De mensen die de beslissingen nemen (de crowdworkers) zijn bevooroordeeld, en zouden nutteloos zijn voor dergelijke taken als ze niet bevooroordeeld waren, aangezien de taak is om een waardeoordeel te geven; de mensen die geschillen in crowdwork-resultaten beslechten, nemen ook waardeoordeel in bij het opstellen van beleid voor geschillen.

Er kunnen honderden beleidsregels zijn in slechts één haatzaaiende taal-detectie-kader, en tenzij elk van deze beleidsregels helemaal terug naar het Hooggerechtshof wordt genomen, waar kan ‘gezaghebbende’ consensus vandaan komen?

De Google-onderzoekers suggereren dat ‘[de] meningsverschillen tussen annotators waardevolle nuances over de taak kunnen embedden’. Het rapport stelt voor om metadata in datasets te gebruiken die geschillen weerspiegelt en contextualiseert.

Echter, het is moeilijk om te zien hoe een dergelijke contextspecifieke laag van gegevens ooit kan leiden tot vergelijkbare metingen, kan aanpassen aan de eisen van gevestigde standaardtests, of enige definitieve resultaten kan ondersteunen – behalve in het onrealistische scenario van het aannemen van dezelfde groep onderzoekers voor vervolgonderzoek.

Curatie van de Annotator-Pool

Al dit gaat ervan uit dat er zelfs budget is in een onderzoeksproject voor meerdere annotaties die zouden leiden tot een consensus-stem.
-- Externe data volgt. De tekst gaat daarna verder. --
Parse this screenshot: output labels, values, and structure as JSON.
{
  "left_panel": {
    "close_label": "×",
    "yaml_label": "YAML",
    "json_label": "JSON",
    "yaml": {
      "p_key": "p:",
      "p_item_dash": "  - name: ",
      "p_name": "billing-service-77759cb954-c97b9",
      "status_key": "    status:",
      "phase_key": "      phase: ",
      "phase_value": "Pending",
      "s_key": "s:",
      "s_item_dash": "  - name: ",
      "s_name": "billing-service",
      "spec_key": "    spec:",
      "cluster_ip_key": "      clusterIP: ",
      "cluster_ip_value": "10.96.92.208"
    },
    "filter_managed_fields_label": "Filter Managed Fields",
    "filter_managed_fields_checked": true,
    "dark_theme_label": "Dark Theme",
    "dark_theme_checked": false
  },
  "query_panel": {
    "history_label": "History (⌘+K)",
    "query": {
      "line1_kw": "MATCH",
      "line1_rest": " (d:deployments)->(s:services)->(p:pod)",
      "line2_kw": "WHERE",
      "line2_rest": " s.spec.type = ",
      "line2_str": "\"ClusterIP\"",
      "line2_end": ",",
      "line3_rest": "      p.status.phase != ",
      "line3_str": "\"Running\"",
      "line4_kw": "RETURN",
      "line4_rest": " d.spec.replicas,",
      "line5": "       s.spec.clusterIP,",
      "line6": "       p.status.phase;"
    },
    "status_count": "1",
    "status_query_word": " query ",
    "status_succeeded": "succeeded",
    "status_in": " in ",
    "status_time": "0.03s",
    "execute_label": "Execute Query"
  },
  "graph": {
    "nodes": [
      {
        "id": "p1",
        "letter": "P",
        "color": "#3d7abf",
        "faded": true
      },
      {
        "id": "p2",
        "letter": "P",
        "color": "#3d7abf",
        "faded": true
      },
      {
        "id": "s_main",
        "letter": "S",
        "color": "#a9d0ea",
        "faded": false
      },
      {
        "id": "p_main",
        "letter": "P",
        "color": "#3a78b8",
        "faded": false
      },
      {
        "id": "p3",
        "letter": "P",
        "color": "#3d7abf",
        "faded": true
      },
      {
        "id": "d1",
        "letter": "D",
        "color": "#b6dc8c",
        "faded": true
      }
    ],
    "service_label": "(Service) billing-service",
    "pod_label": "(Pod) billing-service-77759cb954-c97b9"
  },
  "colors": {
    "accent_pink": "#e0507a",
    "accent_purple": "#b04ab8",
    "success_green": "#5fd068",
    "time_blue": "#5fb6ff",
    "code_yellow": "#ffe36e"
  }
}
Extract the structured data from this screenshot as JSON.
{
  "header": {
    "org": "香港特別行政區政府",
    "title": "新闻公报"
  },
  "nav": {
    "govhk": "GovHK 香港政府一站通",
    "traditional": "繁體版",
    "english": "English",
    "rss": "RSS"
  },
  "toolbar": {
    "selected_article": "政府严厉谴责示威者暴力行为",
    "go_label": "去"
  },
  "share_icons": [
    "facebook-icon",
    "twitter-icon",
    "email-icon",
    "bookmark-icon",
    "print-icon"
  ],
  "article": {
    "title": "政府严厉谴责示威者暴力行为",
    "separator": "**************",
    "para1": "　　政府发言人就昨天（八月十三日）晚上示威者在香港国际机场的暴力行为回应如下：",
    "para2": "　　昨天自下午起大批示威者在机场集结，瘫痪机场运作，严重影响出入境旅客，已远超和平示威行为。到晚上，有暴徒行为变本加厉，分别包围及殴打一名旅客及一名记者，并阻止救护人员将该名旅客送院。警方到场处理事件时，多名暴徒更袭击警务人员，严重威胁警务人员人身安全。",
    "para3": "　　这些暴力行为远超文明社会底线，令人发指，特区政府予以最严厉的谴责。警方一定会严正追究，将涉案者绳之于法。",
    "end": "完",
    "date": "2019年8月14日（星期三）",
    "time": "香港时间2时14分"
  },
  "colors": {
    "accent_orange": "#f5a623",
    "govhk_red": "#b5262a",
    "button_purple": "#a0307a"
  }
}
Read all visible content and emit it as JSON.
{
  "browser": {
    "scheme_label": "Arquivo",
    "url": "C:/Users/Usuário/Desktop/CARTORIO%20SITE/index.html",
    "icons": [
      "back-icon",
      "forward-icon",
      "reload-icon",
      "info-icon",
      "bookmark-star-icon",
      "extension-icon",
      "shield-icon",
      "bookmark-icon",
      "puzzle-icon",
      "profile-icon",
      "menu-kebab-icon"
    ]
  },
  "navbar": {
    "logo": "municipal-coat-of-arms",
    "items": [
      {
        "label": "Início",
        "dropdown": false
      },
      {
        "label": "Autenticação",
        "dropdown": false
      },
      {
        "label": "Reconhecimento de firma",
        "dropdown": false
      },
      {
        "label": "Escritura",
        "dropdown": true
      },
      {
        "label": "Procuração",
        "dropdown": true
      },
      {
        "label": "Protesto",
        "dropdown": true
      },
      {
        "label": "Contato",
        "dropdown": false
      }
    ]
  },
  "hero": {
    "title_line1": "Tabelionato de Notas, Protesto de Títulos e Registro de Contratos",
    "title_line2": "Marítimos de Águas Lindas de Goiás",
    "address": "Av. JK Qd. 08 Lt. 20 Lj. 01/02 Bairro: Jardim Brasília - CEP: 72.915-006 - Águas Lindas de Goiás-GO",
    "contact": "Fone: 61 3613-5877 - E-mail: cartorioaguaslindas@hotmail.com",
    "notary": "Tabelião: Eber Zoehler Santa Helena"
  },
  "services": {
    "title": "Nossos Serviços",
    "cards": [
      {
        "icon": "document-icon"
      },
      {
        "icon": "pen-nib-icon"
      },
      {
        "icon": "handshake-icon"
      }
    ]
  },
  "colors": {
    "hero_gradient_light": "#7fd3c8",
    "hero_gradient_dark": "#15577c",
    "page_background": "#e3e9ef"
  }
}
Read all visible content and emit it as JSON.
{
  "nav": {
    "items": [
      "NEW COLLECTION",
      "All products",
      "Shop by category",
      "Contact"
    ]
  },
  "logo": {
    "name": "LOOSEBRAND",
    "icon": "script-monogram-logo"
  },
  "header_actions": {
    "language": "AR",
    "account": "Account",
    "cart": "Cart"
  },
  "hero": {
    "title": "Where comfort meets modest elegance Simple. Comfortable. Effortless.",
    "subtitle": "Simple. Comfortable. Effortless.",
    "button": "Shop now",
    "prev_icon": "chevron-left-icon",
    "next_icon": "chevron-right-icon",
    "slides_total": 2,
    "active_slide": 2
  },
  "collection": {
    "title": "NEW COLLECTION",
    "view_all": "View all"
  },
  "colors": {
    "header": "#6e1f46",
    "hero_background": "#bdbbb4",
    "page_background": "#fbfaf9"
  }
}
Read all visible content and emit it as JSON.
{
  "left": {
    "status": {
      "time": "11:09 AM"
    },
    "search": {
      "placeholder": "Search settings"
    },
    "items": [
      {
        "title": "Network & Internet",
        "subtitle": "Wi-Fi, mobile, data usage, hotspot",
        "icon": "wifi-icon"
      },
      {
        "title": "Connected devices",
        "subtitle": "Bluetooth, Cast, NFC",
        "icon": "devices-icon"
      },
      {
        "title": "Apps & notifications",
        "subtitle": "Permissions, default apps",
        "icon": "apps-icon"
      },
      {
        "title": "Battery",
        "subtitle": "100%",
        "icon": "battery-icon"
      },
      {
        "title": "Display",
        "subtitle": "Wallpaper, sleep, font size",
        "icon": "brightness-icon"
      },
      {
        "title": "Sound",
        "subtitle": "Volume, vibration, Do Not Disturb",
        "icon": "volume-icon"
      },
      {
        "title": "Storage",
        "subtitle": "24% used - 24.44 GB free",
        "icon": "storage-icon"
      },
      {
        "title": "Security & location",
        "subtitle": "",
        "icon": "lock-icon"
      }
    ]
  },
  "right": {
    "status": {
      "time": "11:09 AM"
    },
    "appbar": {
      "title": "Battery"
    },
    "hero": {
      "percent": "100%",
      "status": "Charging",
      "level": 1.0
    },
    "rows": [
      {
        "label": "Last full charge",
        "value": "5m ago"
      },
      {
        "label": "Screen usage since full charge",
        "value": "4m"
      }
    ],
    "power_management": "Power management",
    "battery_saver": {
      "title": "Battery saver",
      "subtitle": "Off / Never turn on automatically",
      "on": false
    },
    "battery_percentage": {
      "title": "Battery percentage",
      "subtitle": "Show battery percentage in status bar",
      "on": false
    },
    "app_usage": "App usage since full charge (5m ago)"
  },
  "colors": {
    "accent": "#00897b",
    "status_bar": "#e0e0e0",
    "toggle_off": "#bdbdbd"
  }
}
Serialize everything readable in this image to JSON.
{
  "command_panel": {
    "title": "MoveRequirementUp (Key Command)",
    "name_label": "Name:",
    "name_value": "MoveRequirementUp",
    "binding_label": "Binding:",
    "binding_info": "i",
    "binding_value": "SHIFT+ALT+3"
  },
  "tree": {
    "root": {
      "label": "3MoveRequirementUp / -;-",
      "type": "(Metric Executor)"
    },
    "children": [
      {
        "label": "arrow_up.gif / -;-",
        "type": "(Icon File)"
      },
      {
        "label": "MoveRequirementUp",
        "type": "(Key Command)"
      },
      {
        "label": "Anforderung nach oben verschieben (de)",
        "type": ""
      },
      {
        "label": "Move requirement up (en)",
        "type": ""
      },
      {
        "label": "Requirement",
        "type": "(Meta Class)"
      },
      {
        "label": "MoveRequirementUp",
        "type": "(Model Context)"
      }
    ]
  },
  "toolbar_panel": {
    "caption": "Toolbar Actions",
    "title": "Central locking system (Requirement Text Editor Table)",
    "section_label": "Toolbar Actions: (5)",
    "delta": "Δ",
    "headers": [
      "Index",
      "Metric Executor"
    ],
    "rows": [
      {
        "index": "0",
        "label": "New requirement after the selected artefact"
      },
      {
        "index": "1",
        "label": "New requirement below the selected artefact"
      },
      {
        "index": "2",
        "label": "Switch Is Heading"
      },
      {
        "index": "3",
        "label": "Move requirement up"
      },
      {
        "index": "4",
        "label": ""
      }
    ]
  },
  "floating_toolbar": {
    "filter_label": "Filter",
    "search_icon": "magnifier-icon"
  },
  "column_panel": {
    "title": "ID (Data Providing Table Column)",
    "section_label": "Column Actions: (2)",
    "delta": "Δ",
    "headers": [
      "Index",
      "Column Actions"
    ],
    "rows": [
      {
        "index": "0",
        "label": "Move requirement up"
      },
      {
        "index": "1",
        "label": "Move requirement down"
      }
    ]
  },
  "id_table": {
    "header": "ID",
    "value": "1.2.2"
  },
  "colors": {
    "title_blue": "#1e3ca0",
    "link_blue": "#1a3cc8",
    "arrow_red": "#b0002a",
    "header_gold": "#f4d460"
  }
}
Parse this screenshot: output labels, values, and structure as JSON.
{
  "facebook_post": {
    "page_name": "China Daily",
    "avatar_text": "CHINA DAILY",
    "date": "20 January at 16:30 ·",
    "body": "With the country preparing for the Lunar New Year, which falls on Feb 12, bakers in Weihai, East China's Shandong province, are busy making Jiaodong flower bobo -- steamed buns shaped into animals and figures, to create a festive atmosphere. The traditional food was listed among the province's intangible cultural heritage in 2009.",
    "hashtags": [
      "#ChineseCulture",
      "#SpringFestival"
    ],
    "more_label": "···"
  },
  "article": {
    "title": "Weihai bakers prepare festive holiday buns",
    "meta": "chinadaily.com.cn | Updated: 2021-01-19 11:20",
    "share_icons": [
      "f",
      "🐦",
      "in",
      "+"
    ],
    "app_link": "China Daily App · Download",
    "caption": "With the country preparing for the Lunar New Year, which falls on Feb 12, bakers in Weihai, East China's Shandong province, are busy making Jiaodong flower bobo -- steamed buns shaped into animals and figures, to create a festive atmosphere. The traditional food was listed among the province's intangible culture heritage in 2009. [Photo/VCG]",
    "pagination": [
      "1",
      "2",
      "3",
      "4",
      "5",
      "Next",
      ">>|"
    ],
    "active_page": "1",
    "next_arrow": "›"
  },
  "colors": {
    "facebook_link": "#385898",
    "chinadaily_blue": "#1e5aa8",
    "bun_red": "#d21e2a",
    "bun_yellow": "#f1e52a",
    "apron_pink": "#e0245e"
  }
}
In veel gevallen proberen onderzoekers de uitbesteedde annotator-pool goedkoper te ‘cureren’ door kenmerken op te geven die de werknemers zouden moeten hebben, zoals geografische locatie, geslacht of andere culturele factoren, en pluraliteit in te ruilen voor specificiteit.

Het Google-rapport stelt dat de manier vooruit vanuit deze uitdagingen kan zijn door uitgebreide communicatiekaders met annotators op te zetten, vergelijkbaar met de minimale communicatie die de Uber-app faciliteert tussen een chauffeur en een passagier.

Dergelijke zorgvuldige overweging van annotators zou, van nature, een obstakel vormen voor hyperschaal-annotatie-uitbesteding, resulterend in meer beperkte en lage-volumedatasets die een betere verklaring hebben voor hun resultaten, of een ‘haastige’ evaluatie van de annotators, met beperkte informatie over hen, en hen karakteriseren als ‘geschikt voor de taak’ op basis van te weinig informatie.

Dat is als de annotators eerlijk zijn.

De ‘Mensenbevorderaars’ in uitbestede dataset-labeling

Met een beschikbare werkkracht die onderbetaald is, onder hevige concurrentie voor beschikbare opdrachten, en gedrukt door slechte carrièreperspectieven, zijn annotators gemotiveerd om snel het ‘juiste’ antwoord te geven en door te gaan naar de volgende mini-opdracht.

Als het ‘juiste antwoord’ iets meer ingewikkelds is dan Heeft kat/Geen kat, betoogt het Syracuse-rapport dat de werknemer waarschijnlijk zal proberen om een ‘aanvaardbaar’ antwoord te raden op basis van de inhoud en context van de vraag*:

‘Zowel de verspreiding van alternatieve concepten en de wijdverbreide gebruik van simplistische annotatiemethoden zijn mogelijk het onderzoek naar online haatzaaiende taal hinderend. Bijvoorbeeld, Ross et al. vonden dat het tonen van Twitter’s definitie van hatelijke inhoud aan annotators hen deed gedeeltelijk hun eigen meningen aanpassen aan de definitie. Deze heralignering resulteerde in een zeer lage interrater-betrouwbaarheid van de annotaties.’

 

* Mijn conversie van de paper’s inline-citaten naar hyperlinks.

Geplaatst op 13 december 2021 – Bijgewerkt op 18 december 2021: Tags toegevoegd

Schrijver over machine learning, domeinspecialist in menselijke beeldsynthese. Voormalig hoofd onderzoekscontent bij Metaphysic.ai.